NASA picks STEM partners to get $42M in education cash

The agency selected 27 science organizations, museums and universities to receive a chunk of the 2 million to expand their science program for children of all ages.

NASA has picked 27 science organizations, universities and museums, to get cash to expand their programs immersing kids of all ages in STEM learning.

The agency will spread $42 million among the organizations — which includes the Exploratorium in San Francisco, known for its makerspace for students — to devise and implement new strategic approaches to engage students on NASA science education programs and activities, including Earth science, astrophysics, planetary science and heliophysics.

The agency is looking for the next generation of students who will be able to continue cutting-edge research — for example, around whether life exists on Mars, after it was announced Monday that liquid water was discovered on the planet’s surface.

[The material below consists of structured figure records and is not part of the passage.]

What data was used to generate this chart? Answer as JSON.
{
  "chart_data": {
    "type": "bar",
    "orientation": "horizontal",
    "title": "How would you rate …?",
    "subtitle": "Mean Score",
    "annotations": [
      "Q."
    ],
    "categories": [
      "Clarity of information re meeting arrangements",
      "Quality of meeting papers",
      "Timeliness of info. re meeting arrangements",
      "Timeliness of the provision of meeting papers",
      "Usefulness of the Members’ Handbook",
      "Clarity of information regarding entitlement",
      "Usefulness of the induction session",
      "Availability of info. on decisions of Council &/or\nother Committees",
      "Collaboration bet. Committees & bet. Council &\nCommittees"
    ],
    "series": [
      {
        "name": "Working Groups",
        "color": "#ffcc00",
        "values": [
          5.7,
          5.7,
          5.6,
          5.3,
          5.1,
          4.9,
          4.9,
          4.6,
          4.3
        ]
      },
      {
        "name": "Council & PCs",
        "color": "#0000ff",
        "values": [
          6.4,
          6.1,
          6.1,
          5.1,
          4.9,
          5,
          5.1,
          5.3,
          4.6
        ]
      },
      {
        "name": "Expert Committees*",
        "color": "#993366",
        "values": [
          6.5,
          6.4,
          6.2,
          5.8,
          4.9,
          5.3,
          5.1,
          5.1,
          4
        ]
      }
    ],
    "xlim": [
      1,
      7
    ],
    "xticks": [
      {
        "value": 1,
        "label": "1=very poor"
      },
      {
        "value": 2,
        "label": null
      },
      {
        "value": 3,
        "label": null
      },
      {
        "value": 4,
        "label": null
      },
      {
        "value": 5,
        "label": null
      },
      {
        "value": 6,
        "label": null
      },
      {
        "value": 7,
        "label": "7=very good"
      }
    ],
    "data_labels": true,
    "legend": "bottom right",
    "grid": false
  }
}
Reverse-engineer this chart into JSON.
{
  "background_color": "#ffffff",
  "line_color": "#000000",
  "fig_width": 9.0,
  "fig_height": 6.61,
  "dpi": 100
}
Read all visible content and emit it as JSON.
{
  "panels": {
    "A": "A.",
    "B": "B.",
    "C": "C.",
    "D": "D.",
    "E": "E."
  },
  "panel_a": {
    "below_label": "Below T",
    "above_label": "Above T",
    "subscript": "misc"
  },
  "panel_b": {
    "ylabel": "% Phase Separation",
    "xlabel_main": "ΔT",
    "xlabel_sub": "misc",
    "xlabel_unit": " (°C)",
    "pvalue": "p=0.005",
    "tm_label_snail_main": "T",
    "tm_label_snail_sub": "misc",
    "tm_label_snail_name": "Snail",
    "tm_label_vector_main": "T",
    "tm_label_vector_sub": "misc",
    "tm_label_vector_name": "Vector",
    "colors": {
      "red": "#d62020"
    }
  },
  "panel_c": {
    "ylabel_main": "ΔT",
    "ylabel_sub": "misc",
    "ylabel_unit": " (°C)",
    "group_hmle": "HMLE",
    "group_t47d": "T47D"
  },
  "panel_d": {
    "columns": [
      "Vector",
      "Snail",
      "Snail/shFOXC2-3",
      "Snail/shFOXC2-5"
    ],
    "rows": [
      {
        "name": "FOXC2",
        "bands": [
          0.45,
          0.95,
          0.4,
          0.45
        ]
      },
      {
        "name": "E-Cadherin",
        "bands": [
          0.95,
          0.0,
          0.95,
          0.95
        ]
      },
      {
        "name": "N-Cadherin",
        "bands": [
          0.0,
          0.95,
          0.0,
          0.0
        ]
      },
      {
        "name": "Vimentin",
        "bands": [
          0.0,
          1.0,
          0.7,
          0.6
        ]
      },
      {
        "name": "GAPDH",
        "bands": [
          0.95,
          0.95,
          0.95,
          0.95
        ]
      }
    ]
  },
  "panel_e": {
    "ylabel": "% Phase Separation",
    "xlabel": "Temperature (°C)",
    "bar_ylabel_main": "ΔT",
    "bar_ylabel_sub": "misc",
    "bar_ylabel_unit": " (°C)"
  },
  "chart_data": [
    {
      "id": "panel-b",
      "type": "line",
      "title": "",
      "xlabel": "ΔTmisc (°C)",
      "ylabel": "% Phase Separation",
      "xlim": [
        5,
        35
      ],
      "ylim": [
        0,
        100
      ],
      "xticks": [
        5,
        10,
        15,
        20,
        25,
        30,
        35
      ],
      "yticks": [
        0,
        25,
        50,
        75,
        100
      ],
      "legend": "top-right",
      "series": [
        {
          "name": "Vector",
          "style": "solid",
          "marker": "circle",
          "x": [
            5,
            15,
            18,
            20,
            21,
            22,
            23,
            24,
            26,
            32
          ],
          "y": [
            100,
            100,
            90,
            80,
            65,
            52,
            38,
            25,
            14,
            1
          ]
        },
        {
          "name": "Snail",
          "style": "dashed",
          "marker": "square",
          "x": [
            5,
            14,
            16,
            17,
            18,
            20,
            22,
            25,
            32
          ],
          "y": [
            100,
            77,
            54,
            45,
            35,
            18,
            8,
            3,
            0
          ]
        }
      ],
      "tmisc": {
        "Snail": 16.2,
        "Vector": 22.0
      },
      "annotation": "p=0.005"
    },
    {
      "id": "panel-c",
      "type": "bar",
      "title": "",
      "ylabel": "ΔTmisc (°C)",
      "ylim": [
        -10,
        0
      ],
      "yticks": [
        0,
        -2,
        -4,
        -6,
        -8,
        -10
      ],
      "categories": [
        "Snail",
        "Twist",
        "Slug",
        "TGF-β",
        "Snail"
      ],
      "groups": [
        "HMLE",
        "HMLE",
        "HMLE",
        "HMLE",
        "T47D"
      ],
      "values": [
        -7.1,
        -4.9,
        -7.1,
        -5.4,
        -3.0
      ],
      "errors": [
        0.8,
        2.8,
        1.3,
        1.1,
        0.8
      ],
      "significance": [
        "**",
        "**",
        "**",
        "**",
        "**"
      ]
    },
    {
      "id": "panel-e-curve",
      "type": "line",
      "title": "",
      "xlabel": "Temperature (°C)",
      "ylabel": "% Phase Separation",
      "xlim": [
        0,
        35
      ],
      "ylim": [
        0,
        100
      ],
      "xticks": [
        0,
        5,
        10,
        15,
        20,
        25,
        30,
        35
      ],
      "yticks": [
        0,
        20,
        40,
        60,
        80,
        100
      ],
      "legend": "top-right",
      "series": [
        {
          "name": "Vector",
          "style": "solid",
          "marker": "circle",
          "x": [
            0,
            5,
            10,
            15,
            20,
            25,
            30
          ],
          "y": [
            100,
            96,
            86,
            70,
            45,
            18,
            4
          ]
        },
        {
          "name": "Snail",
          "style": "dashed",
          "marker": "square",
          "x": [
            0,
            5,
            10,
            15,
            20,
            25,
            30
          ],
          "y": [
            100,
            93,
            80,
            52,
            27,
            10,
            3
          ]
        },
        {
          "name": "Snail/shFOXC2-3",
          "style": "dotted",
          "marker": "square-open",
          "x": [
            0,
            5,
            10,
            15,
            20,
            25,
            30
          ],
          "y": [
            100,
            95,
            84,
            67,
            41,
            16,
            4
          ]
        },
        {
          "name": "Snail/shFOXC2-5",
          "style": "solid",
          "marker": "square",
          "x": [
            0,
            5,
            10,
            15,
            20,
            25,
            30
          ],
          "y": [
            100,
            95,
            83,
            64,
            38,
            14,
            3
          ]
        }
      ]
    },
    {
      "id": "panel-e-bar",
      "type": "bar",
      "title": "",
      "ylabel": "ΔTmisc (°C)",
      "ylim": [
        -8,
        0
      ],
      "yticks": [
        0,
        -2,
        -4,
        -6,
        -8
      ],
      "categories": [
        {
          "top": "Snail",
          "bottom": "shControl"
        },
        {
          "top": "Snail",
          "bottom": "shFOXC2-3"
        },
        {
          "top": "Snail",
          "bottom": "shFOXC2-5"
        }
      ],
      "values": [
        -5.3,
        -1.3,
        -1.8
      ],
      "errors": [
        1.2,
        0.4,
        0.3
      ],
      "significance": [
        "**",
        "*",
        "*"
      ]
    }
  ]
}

The money will be awarded in increments of up to five years, under terms still being negotiated. There will be an additional five-year option to renew, officials announced this week.


“NASA seeks to innovate, explore, discover, and inspire and these selections build upon a legacy of excellence from our science education community,” said John Grunsfeld, astronaut and associate administrator of the agency’s Science Mission Directorate, in a release. “STEM education is the enabler of future space exploration and these awards, together with efforts in NASA’s Office of Education and other partners, will advance STEM efforts in this country, improve U.S. scientific literacy, and help to inspire our nation.”

Donald James, associate administrator of NASA’s Office of Education, said his department, based in Washington, D.C., would help coordinate and support the selection the process.

“The Office of Education will assist in working with the selectees for new approaches given their capabilities and priorities,” James said in the release. “Their efforts will help create and sustain the scientific and engineering workforce of the future.”

Final awards are slated to be made by the end of the year.

Below is a full list of organizations that have been selected to enter into negotiations for the awards:


Alabama Space Science Exhibit Commission — Huntsville, Ala.

American Museum of Natural History — New York City

Arizona State University — Tempe, Ariz.

Challenger Center for Space Science Education — Washington, D.C.

Gulf of Maine Research Institute — Portland, Maine


Institute for Global Environmental Strategies — Arlington, Va.

Jet Propulsion Laboratory — Pasadena, Calif.

NASA Goddard Space Flight Center — Greenbelt, Md.

National Institute of Aerospace Associates — Hampton, Va.

Northern Arizona University — Flagstaff, AZ.


Science Museum of Minnesota — St. Paul, Minn.

SETI Institute — Mountain View, Calif. (two grantees)

Southern Illinois University, Edwardsville

Space Science Institute — Boulder, Colo.

Space Telescope Science Institute — Baltimore, Md.


University of Alaska, Fairbanks

University Of Colorado, Boulder

University of Michigan, Ann Arbor

University of Texas, Austin

University of Toledo — Toledo, Ohio


University Of Washington, Seattle

Wayne County Intermediate School District — Wayne, Mich.

WGBH Educational Foundation — Boston

Of the 27, three organizations are selected to support the science education associated with the upcoming 2017 total solar eclipse over North America:

Association of Universities for Research in Astronomy Inc. — Tucson, Ariz.


Exploratorium — San Francisco

Southwestern Community College — Sylva, N.C.